Just like our request had a bunch of
headers that contained metadata for contextualizing that request, the response also had a bunch of
headers. In this case we see that here's how many bytes this response took up. This should be interpreted as text, specifically HTML, and it's encoded as
There's a ton of information for every request. All of these
headers are there. Looking at the
Network panel, and really digging into and exploring the http requests our application is creating is a good way to understand what kind of information is being exchanged between the client and the server.
You can also use the
Network panel to start looking into performance optimizations. For instance, we can look at the
Timing tab here and see that our request for
index.html took about 20 milliseconds to answer. By contrast, our
style.css request only took about 3, but our
bundle.js took 26.
Compare that, for instance, to our images, which are not being served by
localhost. It has to do a DNS lookup, which takes 42 milliseconds right there already, do the handshake, the initial connection, all of that. Our entire website, our
index.html, would have been served in this amount of time.
When you start digging into this, you start appreciating all of these little tradeoffs that happen every time we make connections to other places on the Internet. This is also a great way to start to understand how and why the browser does things the way it does.
For instance, if we look at the
timing information on that request for
index.html, we see that the browser spent more than half of this time queuing. In other words, this request was put into a pipeline that the browser had, and then it just waited until the browser was ready to actually send that request out.
There's a lot of stuff in here.
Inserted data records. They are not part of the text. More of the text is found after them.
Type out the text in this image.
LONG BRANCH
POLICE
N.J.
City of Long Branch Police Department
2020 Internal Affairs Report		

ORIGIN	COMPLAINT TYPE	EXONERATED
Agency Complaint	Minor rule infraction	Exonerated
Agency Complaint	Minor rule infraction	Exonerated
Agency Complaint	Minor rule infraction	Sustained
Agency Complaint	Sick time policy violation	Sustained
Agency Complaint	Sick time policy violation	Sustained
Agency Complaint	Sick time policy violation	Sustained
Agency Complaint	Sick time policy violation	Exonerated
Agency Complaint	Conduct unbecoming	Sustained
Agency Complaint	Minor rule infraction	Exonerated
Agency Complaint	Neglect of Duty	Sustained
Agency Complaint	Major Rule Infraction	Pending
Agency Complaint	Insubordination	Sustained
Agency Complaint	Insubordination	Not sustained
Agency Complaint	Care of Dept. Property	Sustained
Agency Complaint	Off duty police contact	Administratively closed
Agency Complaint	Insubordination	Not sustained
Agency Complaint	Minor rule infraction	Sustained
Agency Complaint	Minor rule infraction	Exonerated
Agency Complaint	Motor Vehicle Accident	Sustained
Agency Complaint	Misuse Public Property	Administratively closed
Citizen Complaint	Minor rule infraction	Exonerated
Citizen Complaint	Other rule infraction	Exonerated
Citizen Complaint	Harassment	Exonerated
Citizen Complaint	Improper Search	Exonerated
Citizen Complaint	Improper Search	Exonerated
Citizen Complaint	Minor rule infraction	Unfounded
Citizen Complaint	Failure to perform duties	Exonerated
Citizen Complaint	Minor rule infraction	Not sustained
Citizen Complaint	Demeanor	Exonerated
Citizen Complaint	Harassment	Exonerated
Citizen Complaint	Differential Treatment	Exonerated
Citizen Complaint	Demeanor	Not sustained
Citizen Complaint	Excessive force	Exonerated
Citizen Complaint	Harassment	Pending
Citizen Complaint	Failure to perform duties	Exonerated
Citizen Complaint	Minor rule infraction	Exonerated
There are a lot of rules that browsers do things differently that you don't necessarily even understand or appreciate until you've started digging in and tried to really understand why things work a certain way.
Chrome in particular, if you click the
explanation link, will give you a ton of details to help you understand this
timing tab, and you can use that knowledge to make evidence-based diagnosis of problems that you're encountering.
For instance, if you have your kitten images, and let's assume that this is coming from our own server and not some remote service, you might assume that, "OK, of course, it's taking half a second, of course it's taking an order of magnitude, more than
index.html, because it's a kitten image, right? Images are bigger than HTML."
But look at all the time spent. Only 74 milliseconds of this was spent actually downloading that content. Most of this was spent waiting, which suggests that actually the server is having a performance problem. You could maybe reach out to the server side team and ask, "Why are we waiting 200 milliseconds on a given request?"
Being able to use this tool to accurately introspect and analyze the requests that your application sends out gives you a whole bunch of power, and it's a really great thing to learn how to use.